CBC/Hulu tween series “Endlings” is set 20 years in the future and features a mix of live-action and CGI, in a Jan. 9, 2020 story. (Photo by THE CANADIAN PRESS)

CBC/Hulu tween series “Endlings” is set 20 years in the future and features a mix of live-action and CGI, in a Jan. 9, 2020 story. (Photo by THE CANADIAN PRESS)

New sci-fi series ‘Endlings’ has eerily prescient extinction theme

TORONTO — Amid climate crisis concerns and youth activism from the likes of Greta Thunberg, it was a given that the conservation message in the new CBC/Hulu tween series “Endlings” would be timely.

But Emmy-winning Canadian creator J.J. Johnson could not have foreseen just how relevant the sci-fi adventure show’s extinction theme would be when it premiered this past Sunday, as heartbreaking images swirled on social media from Australia’s bushfires that have killed 26 people and countless wildlife.

“We have an image from the beginning of our show that’s on a desolate alien planet and the clouds are orange, and when you put it side by side with what’s happening in Australia, they look identical,” Johnson, who grew up in Elmira, Ont., said this week in a phone interview.

“So it’s a little bit of fiction matching reality. But we’re clearly in desperate times, clearly we need to make changes, and we need to start thinking on a global level. So I’m happy that this show is hopefully becoming part of that conversation, but clearly we all need to be doing a lot more to shift what’s going on.”

Airing Sundays on CBC and premiering on Hulu on Jan. 17, “Endlings” is set 20 years in the future and features a mix of live-action and CGI.

Kamaia Fairburn, Edison Grant, Michela Luci and Cale Thomas Ferrin star as foster kids who encounter strange things around their farm. The reason: An alien ship has crashed in the area in its attempt to preserve “endlings,” which are the last survivors of near-extinct species.

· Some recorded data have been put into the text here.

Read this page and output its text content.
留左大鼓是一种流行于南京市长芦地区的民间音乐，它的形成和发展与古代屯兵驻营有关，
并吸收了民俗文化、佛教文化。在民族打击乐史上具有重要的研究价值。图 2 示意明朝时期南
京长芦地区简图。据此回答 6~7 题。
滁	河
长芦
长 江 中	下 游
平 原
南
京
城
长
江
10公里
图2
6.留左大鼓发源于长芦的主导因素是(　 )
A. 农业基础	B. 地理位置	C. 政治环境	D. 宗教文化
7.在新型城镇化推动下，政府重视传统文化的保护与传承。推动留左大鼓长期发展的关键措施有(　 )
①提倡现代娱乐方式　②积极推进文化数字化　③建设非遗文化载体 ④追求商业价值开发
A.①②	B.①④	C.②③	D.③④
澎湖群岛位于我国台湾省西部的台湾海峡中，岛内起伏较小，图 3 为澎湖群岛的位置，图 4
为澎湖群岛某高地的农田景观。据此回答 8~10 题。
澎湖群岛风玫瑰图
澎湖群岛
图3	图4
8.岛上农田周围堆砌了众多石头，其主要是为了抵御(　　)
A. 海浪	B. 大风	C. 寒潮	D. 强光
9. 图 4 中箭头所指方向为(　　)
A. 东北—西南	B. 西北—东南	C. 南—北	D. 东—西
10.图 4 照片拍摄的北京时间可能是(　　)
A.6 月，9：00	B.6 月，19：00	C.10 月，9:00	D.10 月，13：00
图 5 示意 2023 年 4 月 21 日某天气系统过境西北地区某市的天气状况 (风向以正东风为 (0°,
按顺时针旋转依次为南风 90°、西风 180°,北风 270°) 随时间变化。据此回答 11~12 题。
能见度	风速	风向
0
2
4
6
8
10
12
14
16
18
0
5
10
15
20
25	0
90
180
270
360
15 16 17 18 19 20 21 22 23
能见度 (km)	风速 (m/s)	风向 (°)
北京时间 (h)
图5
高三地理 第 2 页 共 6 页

Among those “endlings” is Tuko, the last African elephant in existence.

Neil Crone plays the patriarch to the group of kids.

Johnson, a founding partner of Sinking Ship Entertainment who has won several Emmys for various children’s series, said he created “Endlings” after reading a report from the World Wildlife Fund a few years ago warning that elephants would go extinct in the wild in the next 20 years.

“It was just a shock to me,” he said. ”I think both because I just didn’t think that was ever a possibility, and at the same time I was a new dad, we just had our daughter, and I just couldn’t not do anything.

“I didn’t want to be part the generation that lost elephants.”

Johnson shot the first season in Guelph, Ont. A second season of the series, which is targeted at families and particularly viewers ages 9-14, has already been greenlit.

Johnson said he used to feel powerless and overwhelmed about the environment but now believes simple actions taken every day can make a difference.

Eco-friendly initiatives on the “Endlings” set include meatless catering one day a week, a compost, biodegradable coffee cups, and no plastic water bottles.

In October, Sinking Ship Entertainment also announced a partnership with the non-profit organization International Fund for Animal Welfare and pledged $250,000 to support elephant conservation work in Africa.

There’s also an “Endlings” fundraising campaign that Johnson hopes will raise $1 million for elephant conversation.

Johnson also plans to touch on the same subject matter in his next show, for which he’s working with renowned conservationist Jane Goodall.

He hopes “Endlings” will spark conversations amongst young audiences and their families, not only about conservation but also about using the power of their voices to find a purpose and overcome personal obstacles.

“There were a few articles coming out about environmental shows and the responsibility they have to not increase kids’ anxiety about the environment, and I think for me it’s the exact opposite,” Johnson said.

“Kids are feeling anxious about the world, they just don’t know what to do with that feeling. And that’s what I think, as content creators, we should be talking about. It’s not pretending that they shouldn’t feel anxious. We should all feel anxious. It’s how do we channel that anxiety to something good.”